In what experts say is a very rare occurrence, a humpback whale got lost in a crocodile-infested Australian river on its way to Antarctica. While it’s unclear how or why, exactly, the whale lost its way, scientists suspect it took a “wrong turn.”
“As far as we’re aware, this is the first time this has happened,” representatives for Kakadu National Park, where the river is located, wrote in a statement.
The situation began early last week, when three humpback whales entered the East Alligator River (which, despite its name, is actually home primarily to crocodiles), “a very unusual event,” according to the statement.
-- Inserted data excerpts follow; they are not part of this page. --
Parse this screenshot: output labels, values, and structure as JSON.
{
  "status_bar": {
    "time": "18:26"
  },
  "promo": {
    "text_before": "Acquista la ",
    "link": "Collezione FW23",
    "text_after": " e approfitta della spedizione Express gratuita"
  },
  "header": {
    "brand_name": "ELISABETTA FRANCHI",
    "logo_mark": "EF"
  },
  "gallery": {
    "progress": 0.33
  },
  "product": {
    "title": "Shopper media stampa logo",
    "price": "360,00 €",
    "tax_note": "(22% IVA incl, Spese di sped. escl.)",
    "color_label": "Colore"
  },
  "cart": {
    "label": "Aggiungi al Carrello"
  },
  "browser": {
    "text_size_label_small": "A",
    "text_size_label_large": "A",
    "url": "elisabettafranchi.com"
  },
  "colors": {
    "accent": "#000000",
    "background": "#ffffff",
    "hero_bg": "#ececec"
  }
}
By Thursday, two of the three whales had managed to find their way out of the river, but one remained. Now, park staff are working to help free the final straggler.
“We have put an exclusion zone in place from the mouth of the East Alligator River to a point approximately 30 kms upstream,” they detailed in the statement. The move is to protect both the whale and boaters. “The last thing we want is a collision between a boat and whale in waters where crocodiles are prevalent and visibility underwater is zero,” they said. “We also don’t want boats to inadvertently force the whale further up the river.”
Despite being directionally confused, the whale is reportedly in good spirits.
“The whale is not in distress at the moment, and it is not an emergency situation,” the statement said.
In case the whale is unable to get out of the river soon, though, Kakadu’s staff is putting together a variety of strategies to help it do so. “These options range from minimal intervention as we continue to monitor the whale, to actively intervening to attempt supporting the animal to move out of the river,” the head of Kakadu’s country and culture section, Feach Moyle, told CNN. “The highest tide of the year will take place in a few weeks, so there is a window of opportunity for it to be able to head out to sea.”